Continuiamo il viaggio tra le repubbliche post sovietiche, puntando verso sud. Dopo Bielorussia e Ucraina è il turno della Georgia. O almeno, di quello che ne rimane. Il destino di questo piccolo paese è particolarmente incerto, così come è stata travagliatissima la sua storia recente.
A partire dal 1991 ci sono stati nell’ordine: un colpo di stato tra la fine del ’91 e l’inizio del ’92, un periodo di guerra civile tra il ’92 e il ’95, conflitti con le regioni dell’Abkhazia e dell’Ossetia del Sud a partire dal ’95, una rivoluzione pacifica (detta delle rose) nel 2003, una crisi con la regione dell’Ajaria nel 2004, una guerra con la Russia nel 2008 che ha comportato de facto la perdita di sovranità delle regioni già citate dell’Abkhazia e dell’Ossetia del Sud.
E’ una situazione che ha pochi paragoni e credo non stupisca constatare come tanti georgiani abbiano finito con l’emigrare in cerca di lidi più pacifici, così come rimane evidente come la vicenda georgiana si vada ad inserire nel più ampio contesto delle turbolente regioni del Caucaso, Cecenia in testa, che tanto hanno contribuito all’instabilità della Russia post comunista. Il fattore migratorio è stato importante anche sul piano interno, i conflitti sopra citati hanno comportato l’espulsione di centinaia di migliaia di persone da e per i territori contesi con tutte le conseguenze del caso. Non è esagerato sostenere che lo sviluppo di questa nazione sia stato fortemente condizionato da questi fattori.
Si può attribuire in buona parte al prestigio personale e alle buone relazioni internazionali di Eduard Ambrosis dze Shevardnadze (ex ministro degli esteri dell’URSS) se da subito la Georgia è entrata nella sfera di influenza statunitense, il che può essere considerato nel bene e nel male come il punto dirimente di molte vicende successive.
La Russia post sovietica poteva davvero tollerare di avere uno stato potenzialmente ostile ai suoi confini, soprattutto in prossimità della zona del Caucaso? Quanta parte hanno avuto i georgiani nel periodo 1992-2003 nell’assistere una o più delle fazioni cecene?

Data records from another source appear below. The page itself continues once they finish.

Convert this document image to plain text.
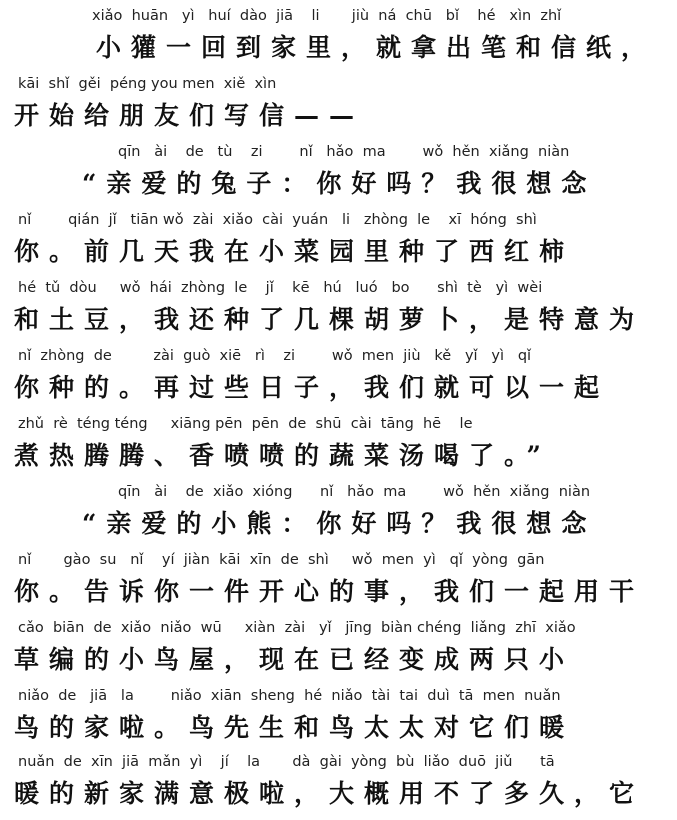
xiǎo  huān   yì   huí  dào  jiā    li       jiù  ná  chū   bǐ    hé   xìn  zhǐ
小獾一回到家里，就拿出笔和信纸，
kāi  shǐ  gěi  péng you men  xiě  xìn
开始给朋友们写信——
qīn   ài    de   tù    zi        nǐ   hǎo  ma        wǒ  hěn  xiǎng  niàn
“亲爱的兔子：你好吗？我很想念
nǐ        qián  jǐ   tiān wǒ  zài  xiǎo  cài  yuán   li   zhòng  le    xī  hóng  shì
你。前几天我在小菜园里种了西红柿
hé  tǔ  dòu     wǒ  hái  zhòng  le    jǐ    kē   hú   luó   bo      shì  tè   yì  wèi
和土豆，我还种了几棵胡萝卜，是特意为
nǐ  zhòng  de         zài  guò  xiē   rì    zi        wǒ  men  jiù   kě   yǐ   yì   qǐ
你种的。再过些日子，我们就可以一起
zhǔ  rè  téng téng     xiāng pēn  pēn  de  shū  cài  tāng  hē    le
煮热腾腾、香喷喷的蔬菜汤喝了。”
qīn   ài    de  xiǎo  xióng      nǐ   hǎo  ma        wǒ  hěn  xiǎng  niàn
“亲爱的小熊：你好吗？我很想念
nǐ       gào  su   nǐ    yí  jiàn  kāi  xīn  de  shì     wǒ  men  yì   qǐ  yòng  gān
你。告诉你一件开心的事，我们一起用干
cǎo  biān  de  xiǎo  niǎo  wū     xiàn  zài   yǐ   jīng  biàn chéng  liǎng  zhī  xiǎo
草编的小鸟屋，现在已经变成两只小
niǎo  de   jiā   la        niǎo  xiān  sheng  hé  niǎo  tài  tai  duì  tā  men  nuǎn
鸟的家啦。鸟先生和鸟太太对它们暖
nuǎn  de  xīn  jiā  mǎn  yì    jí    la       dà  gài  yòng  bù  liǎo  duō  jiǔ      tā
暖的新家满意极啦，大概用不了多久，它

E ancora, era solo la voce della paranoia quella che suggeriva ai russi di temere che tramite la Georgia gli Stati Uniti veicolassero armi e consiglieri militari sul modello di quanto fatto in Afghanistan durante l’occupazione dell’URSS?
In ogni caso la risposta russa non si è fatta attendere a lungo. Una volta recuperata la stabilità interna i programmi di assistenza alle fazioni ribelli in Abkhazia e nell’Ossetia del Sud sono diventati massicci, così come la sponda diplomatica e l’uso pesante dei media (accusando i georgiani di atrocità di ogni genere, senza che le organizzazioni internazionali trovassero evidenze).
L’obiettivo era preparare il terreno per un intervento diretto delle forze armate russe, cosa puntualmente avvenuta nel 2008 per stroncare sul campo qualsiasi velleità del presidente Mikheil Saakashvili. Interessante notare come si sia scelto di forzare la mano all’Occidente in corrispondenza del cambio di presidenza negli USA, ritenendo probabilmente che sia il presidente uscente (George W. Bush) che l’entrante (Barack H. Obama) non volessero correre troppi rischi di escalation con i macelli dell’Iraq e dell’Afghanistan in piena ebollizione.
La posizione georgiana rimane peculiare; hanno fatto richiesta di ammissione alla NATO, impegnato uomini in Iraq (una presenza simbolica ma molto pubblicizzata), preso misure importanti per aprire il più possibile agli investitori stranieri con ampia preferenza per quelli di provenienza statunitense. Tuttavia una parte significativa della cittadinanza appoggia i partiti politici che vogliono invece riavvicinare il più possibile il paese alla sfera di influenza russa. Per una giovane democrazia come quella georgiana non è certo semplice portare avanti una politica di sviluppo in una situazione come quella sopra descritta.
Un vantaggio sostanziale potrebbe derivare proprio dall’intensa attività diplomatica che ha portato in breve tempo a stringere relazioni commerciali con i paesi vicini, in particolare con la Turchia. Il forte programma di riforme di Saakashvili e il massiccio apporto di investimenti ha migliorato molto l’economia locale, arrivando de facto a sovracompensare quanto perso come risorse e PIL dalla scissione delle regioni ribelli. Ne deriva che il quadro generale sia positivo anche in questi anni di crisi economica mondiale anche se i ritmi di crescita sono ovviamente rallentati. E’ ipotizzabile che la Georgia arrivi in breve tempo all’adesione a pieno titolo alla NATO, il che potrebbe costituire un potente viatico per l’adesione alla Comunità Europea.